A molecular analysis of ribosomal ITS region sequences of several Fusarium species of medical interest demonstrated that the ITS1 sequences of F. napiforme, F. nygamai, F. oxysporum, F. proliferatum, F. sacchari, F. subglutinans, and F. verticillioides were very similar to one another, while the sequence of F. polyphialidicum was considerably different (21). This finding suggests that sequencing this region could be useful for distinguishing this fungus from other occasionally pathogenic species.

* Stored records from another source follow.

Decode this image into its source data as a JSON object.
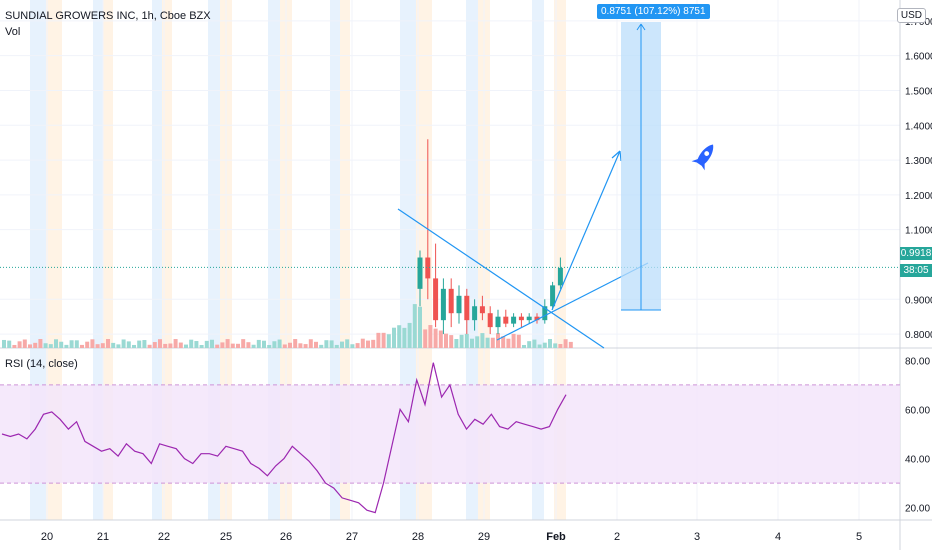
{
  "header": {
    "symbol_line": "SUNDIAL GROWERS INC, 1h, Cboe BZX",
    "vol_label": "Vol",
    "currency": "USD"
  },
  "rsi": {
    "label": "RSI (14, close)"
  },
  "measure": {
    "text": "0.8751 (107.12%) 8751"
  },
  "price_tags": {
    "last_price": "0.9918",
    "countdown": "38:05"
  },
  "colors": {
    "up": "#26a69a",
    "down": "#ef5350",
    "up_vol": "#9ad9d3",
    "down_vol": "#f7a9a7",
    "accent": "#2196f3",
    "rsi_line": "#9c27b0",
    "rsi_band": "#f3e5fa",
    "session_blue": "#e3f0fd",
    "session_orange": "#fff1e0"
  },
  "chart_data": [
    {
      "type": "line",
      "name": "price",
      "x_ticks": [
        "20",
        "21",
        "22",
        "25",
        "26",
        "27",
        "28",
        "29",
        "Feb",
        "2",
        "3",
        "4",
        "5"
      ],
      "y_ticks": [
        "0.8000",
        "0.9000",
        "1.1000",
        "1.2000",
        "1.3000",
        "1.4000",
        "1.5000",
        "1.6000",
        "1.7000"
      ],
      "ylim": [
        0.76,
        1.76
      ],
      "last_price": 0.9918,
      "candles": [
        {
          "o": 0.93,
          "h": 1.04,
          "l": 0.88,
          "c": 1.02
        },
        {
          "o": 1.02,
          "h": 1.36,
          "l": 0.9,
          "c": 0.96
        },
        {
          "o": 0.96,
          "h": 1.06,
          "l": 0.82,
          "c": 0.84
        },
        {
          "o": 0.84,
          "h": 0.96,
          "l": 0.8,
          "c": 0.93
        },
        {
          "o": 0.93,
          "h": 0.96,
          "l": 0.82,
          "c": 0.86
        },
        {
          "o": 0.86,
          "h": 0.94,
          "l": 0.83,
          "c": 0.91
        },
        {
          "o": 0.91,
          "h": 0.93,
          "l": 0.8,
          "c": 0.84
        },
        {
          "o": 0.84,
          "h": 0.9,
          "l": 0.81,
          "c": 0.88
        },
        {
          "o": 0.88,
          "h": 0.91,
          "l": 0.84,
          "c": 0.86
        },
        {
          "o": 0.86,
          "h": 0.88,
          "l": 0.8,
          "c": 0.82
        },
        {
          "o": 0.82,
          "h": 0.87,
          "l": 0.8,
          "c": 0.85
        },
        {
          "o": 0.85,
          "h": 0.87,
          "l": 0.82,
          "c": 0.83
        },
        {
          "o": 0.83,
          "h": 0.86,
          "l": 0.82,
          "c": 0.85
        },
        {
          "o": 0.85,
          "h": 0.86,
          "l": 0.82,
          "c": 0.84
        },
        {
          "o": 0.84,
          "h": 0.86,
          "l": 0.83,
          "c": 0.85
        },
        {
          "o": 0.85,
          "h": 0.86,
          "l": 0.83,
          "c": 0.84
        },
        {
          "o": 0.84,
          "h": 0.9,
          "l": 0.83,
          "c": 0.88
        },
        {
          "o": 0.88,
          "h": 0.95,
          "l": 0.87,
          "c": 0.94
        },
        {
          "o": 0.94,
          "h": 1.02,
          "l": 0.93,
          "c": 0.99
        }
      ],
      "annotations": [
        "falling trendline",
        "rising trendline",
        "projection arrow",
        "price range measure",
        "rocket"
      ]
    },
    {
      "type": "line",
      "name": "rsi",
      "ylim": [
        15,
        85
      ],
      "y_ticks": [
        "20.00",
        "40.00",
        "60.00",
        "80.00"
      ],
      "bands": [
        30,
        70
      ],
      "values": [
        50,
        49,
        50,
        48,
        52,
        58,
        59,
        56,
        52,
        55,
        47,
        45,
        43,
        44,
        41,
        46,
        43,
        42,
        38,
        46,
        45,
        44,
        40,
        38,
        42,
        42,
        41,
        45,
        44,
        43,
        38,
        36,
        33,
        37,
        40,
        45,
        42,
        39,
        35,
        30,
        28,
        24,
        23,
        22,
        19,
        18,
        30,
        45,
        60,
        55,
        72,
        62,
        79,
        65,
        70,
        58,
        52,
        56,
        54,
        58,
        53,
        52,
        55,
        54,
        53,
        52,
        53,
        60,
        66
      ]
    }
  ]
}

It has been suggested that the reason for the marked virulence of Fusarium for the cornea is that it produces substances that help it to penetrate or toxins that help to produce the lesions (10). It has also been suggested that the ocular virulence of Fusarium may be due to its capacity for angioinvasion, which occludes the intraocular vascular channels with secondary infarction, hemorrhage, and necrosis (15). The potential virulence for ocular structures of F. solani, the most frequent pathogenic Fusarium species, has been confirmed in different animal models. The inoculation of this fungus into the anterior chambers of rats (14) or intravenously in mice (12) caused severe endophthalmitis in both cases. The very quick clinical evolution of the infection in the present case seems to indicate that F. polyphialidicum is particularly virulent for ocular structures. However, further experimental studies are required if this is to be confirmed.

Although the in vitro antifungal susceptibility of F. polyphialidicum had not been previously tested, the low susceptibility shown by the case strain was partly expected because of the demonstrated resistance of Fusarium species to the available antifungal drugs (2, 17). The high MIC of amphotericin B for this isolate correlated with the clinical outcome of the patient.

Nucleotide sequence accession number.

The GenBank accession number for the sequence (522-bp long) obtained from the case strain is AJ538042.